Takehana H, Izumi T
Department of Internal Medicine, Kitasato University School of Medicine.
Nihon Rinsho. 2000 Jan;58(1):151-6.
Alcoholic heart disease is caused by a lifestyle in which alcoholics are continue to consume an excessive amount of alcohol over a long period of time. Total abstinence is a very effective way to treat them to prevent the development of the final stage of this disease. In contrast, repetitive drinking of massive amount of alcohol is very harmful and causes exacerbation of this disease. From our clinical studies, six candidates were nominated as symptoms of alcoholic heart disease, namely(1) tachyarrhythmias (incidence: 33%), (2) left ventricular hypokinesis(17%), (3) QT interval prolongation(17%), (4) hyperthickened LV wall(13%), (5) LV dilatation with pump failure: alcoholic cardiomyopathy(0.1%), and (6) sudden cardiac death (unknown %). In the beginning of alcoholic heart disease, the patient usually complains of no symptoms, and physical signs are quite poor. Ordinarily, either transient atrial fibrillation and/or left ventricular hypertrophy which is initially documented by electrocardiography or echocardiography is one of the first signals in the diagnosis. Without such early signals, an early diagnosis is impossible. To make a definite diagnosis of alcoholic heart disease, a clinical follow-up is by all means necessary. Improvement of cardiac function after total abstinence, it's worsening after drinking again, and again improvement after abstinence a second time is a diagnostic clue. In this follow-up study, electrocardiography and echocardiography were employed as important ways to gather date. In treatment, total abstinence is essential. To achieve this therapeutic goal, education of the patient is necessary, because approximately 70 per cent of patients with alcoholic heart disease fail to continue abstinence within two years even if they have good training.

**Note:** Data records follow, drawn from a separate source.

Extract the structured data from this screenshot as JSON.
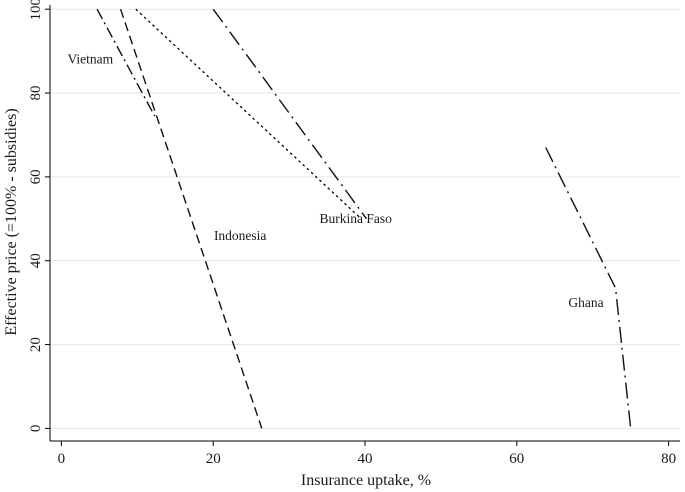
{
  "chart_data": {
    "type": "line",
    "title": "",
    "xlabel": "Insurance uptake, %",
    "ylabel": "Effective price (=100% - subsidies)",
    "xlim": [
      -1.5,
      81.5
    ],
    "ylim": [
      -3,
      101
    ],
    "xticks": [
      0,
      20,
      40,
      60,
      80
    ],
    "yticks": [
      0,
      20,
      40,
      60,
      80,
      100
    ],
    "xtick_labels": [
      "0",
      "20",
      "40",
      "60",
      "80"
    ],
    "ytick_labels": [
      "0",
      "20",
      "40",
      "60",
      "80",
      "100"
    ],
    "grid": "horizontal",
    "colors": {
      "line": "#111111",
      "grid": "#e6e6e6",
      "axis": "#000000"
    },
    "series": [
      {
        "name": "Vietnam",
        "style": "dash-dot",
        "points": [
          [
            4.7,
            100
          ],
          [
            12.3,
            74.5
          ]
        ]
      },
      {
        "name": "Vietnam",
        "style": "dotted",
        "points": [
          [
            9.8,
            100
          ],
          [
            39.5,
            50
          ]
        ]
      },
      {
        "name": "Indonesia",
        "style": "dashed",
        "points": [
          [
            7.8,
            100
          ],
          [
            26.4,
            0
          ]
        ]
      },
      {
        "name": "Burkina Faso",
        "style": "long-dash-dot",
        "points": [
          [
            20,
            100
          ],
          [
            40.2,
            50
          ]
        ]
      },
      {
        "name": "Ghana",
        "style": "long-dash-dot",
        "points": [
          [
            63.8,
            67
          ],
          [
            73,
            33.5
          ],
          [
            75,
            0
          ]
        ]
      }
    ],
    "annotations": [
      {
        "text": "Vietnam",
        "x": 0.8,
        "y": 87
      },
      {
        "text": "Indonesia",
        "x": 20.1,
        "y": 45
      },
      {
        "text": "Burkina Faso",
        "x": 34,
        "y": 49
      },
      {
        "text": "Ghana",
        "x": 66.8,
        "y": 29
      }
    ]
  }
}
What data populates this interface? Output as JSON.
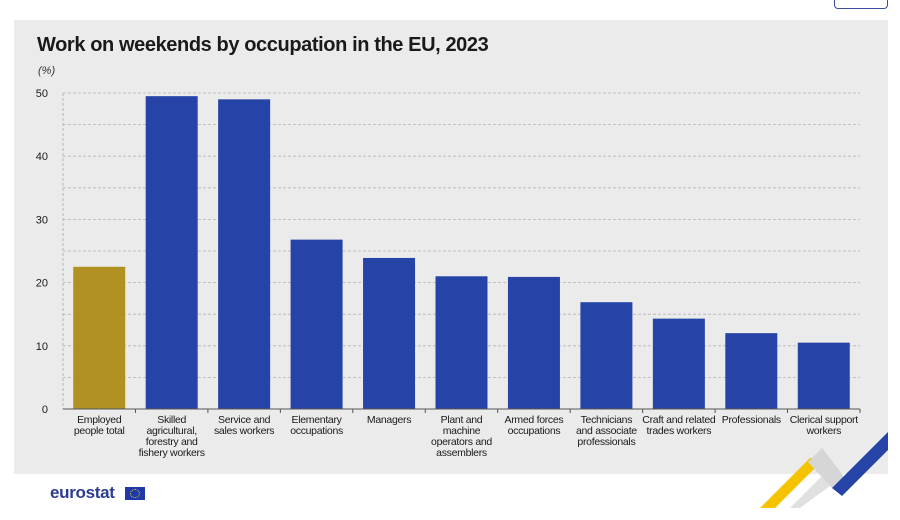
{
  "chart_data": {
    "type": "bar",
    "title": "Work on weekends by occupation in the EU, 2023",
    "unit_label": "(%)",
    "ylim": [
      0,
      50
    ],
    "yticks": [
      "0",
      "10",
      "20",
      "30",
      "40",
      "50"
    ],
    "grid": true,
    "categories": [
      "Employed people total",
      "Skilled agricultural, forestry and fishery workers",
      "Service and sales workers",
      "Elementary occupations",
      "Managers",
      "Plant and machine operators and assemblers",
      "Armed forces occupations",
      "Technicians and associate professionals",
      "Craft and related trades workers",
      "Professionals",
      "Clerical support workers"
    ],
    "category_label_lines": [
      [
        "Employed",
        "people total"
      ],
      [
        "Skilled",
        "agricultural,",
        "forestry and",
        "fishery workers"
      ],
      [
        "Service and",
        "sales workers"
      ],
      [
        "Elementary",
        "occupations"
      ],
      [
        "Managers"
      ],
      [
        "Plant and",
        "machine",
        "operators and",
        "assemblers"
      ],
      [
        "Armed forces",
        "occupations"
      ],
      [
        "Technicians",
        "and associate",
        "professionals"
      ],
      [
        "Craft and related",
        "trades workers"
      ],
      [
        "Professionals"
      ],
      [
        "Clerical support",
        "workers"
      ]
    ],
    "values": [
      22.5,
      49.5,
      49.0,
      26.8,
      23.9,
      21.0,
      20.9,
      16.9,
      14.3,
      12.0,
      10.5
    ],
    "colors": {
      "total": "#b09122",
      "occupation": "#2644a8"
    }
  },
  "branding": {
    "logo_text": "eurostat"
  }
}
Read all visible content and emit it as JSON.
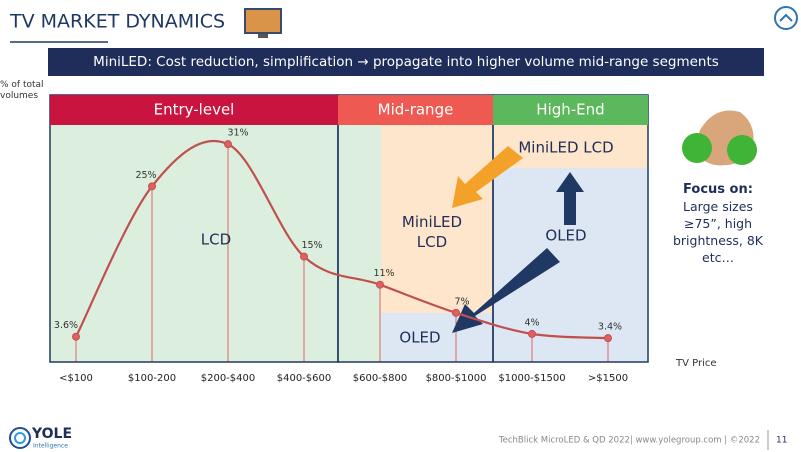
{
  "header": {
    "title": "TV MARKET DYNAMICS"
  },
  "banner": "MiniLED: Cost reduction, simplification → propagate into higher volume mid-range segments",
  "chart_data": {
    "type": "line",
    "y_label": "% of total volumes",
    "x_label": "TV Price",
    "categories": [
      "<$100",
      "$100-200",
      "$200-$400",
      "$400-$600",
      "$600-$800",
      "$800-$1000",
      "$1000-$1500",
      ">$1500"
    ],
    "values": [
      3.6,
      25,
      31,
      15,
      11,
      7,
      4,
      3.4
    ],
    "value_labels": [
      "3.6%",
      "25%",
      "31%",
      "15%",
      "11%",
      "7%",
      "4%",
      "3.4%"
    ],
    "color": "#c0504d",
    "ylim": [
      0,
      38
    ],
    "segments": [
      {
        "name": "Entry-level",
        "color": "#c8143f"
      },
      {
        "name": "Mid-range",
        "color": "#ee5a52"
      },
      {
        "name": "High-End",
        "color": "#5cb85c"
      }
    ],
    "annotations": [
      "LCD",
      "MiniLED LCD",
      "OLED",
      "MiniLED LCD",
      "OLED"
    ]
  },
  "side_note": {
    "title": "Focus on:",
    "text": "Large sizes ≥75”, high brightness, 8K etc…"
  },
  "footer": {
    "logo": "YOLE",
    "logo_sub": "Intelligence",
    "source": "TechBlick MicroLED & QD 2022| www.yolegroup.com | ©2022",
    "page": 11
  }
}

酒精性心脏病是由一种生活方式引起的,即酗酒者长期持续过量饮酒。完全戒酒是治疗他们以预防该疾病发展到终末期的一种非常有效的方法。相比之下,反复大量饮酒非常有害,会导致该疾病恶化。根据我们的临床研究,有六种情况被认定为酒精性心脏病的症状,即:(1)快速性心律失常(发生率:33%),(2)左心室运动减弱(17%),(3)QT间期延长(17%),(4)左心室壁增厚(13%),(5)左心室扩张伴泵衰竭:酒精性心肌病(0.1%),以及(6)心源性猝死(未知百分比)。在酒精性心脏病初期,患者通常没有症状主诉,体征也很不明显。通常,最初通过心电图或超声心动图记录到的短暂性心房颤动和/或左心室肥厚是诊断的首批信号之一。没有这些早期信号,就不可能早期诊断。要明确诊断酒精性心脏病,临床随访是绝对必要的。完全戒酒之后心脏功能改善,再次饮酒后病情恶化,再次戒酒又改善,这是一个诊断线索。在这项随访研究中,心电图和超声心动图被用作收集数据的重要手段。在治疗方面,完全戒酒至关重要。为实现这一治疗目标,对患者进行教育是必要的,因为即使接受了良好的培训,约70%的酒精性心脏病患者在两年内仍无法持续戒酒。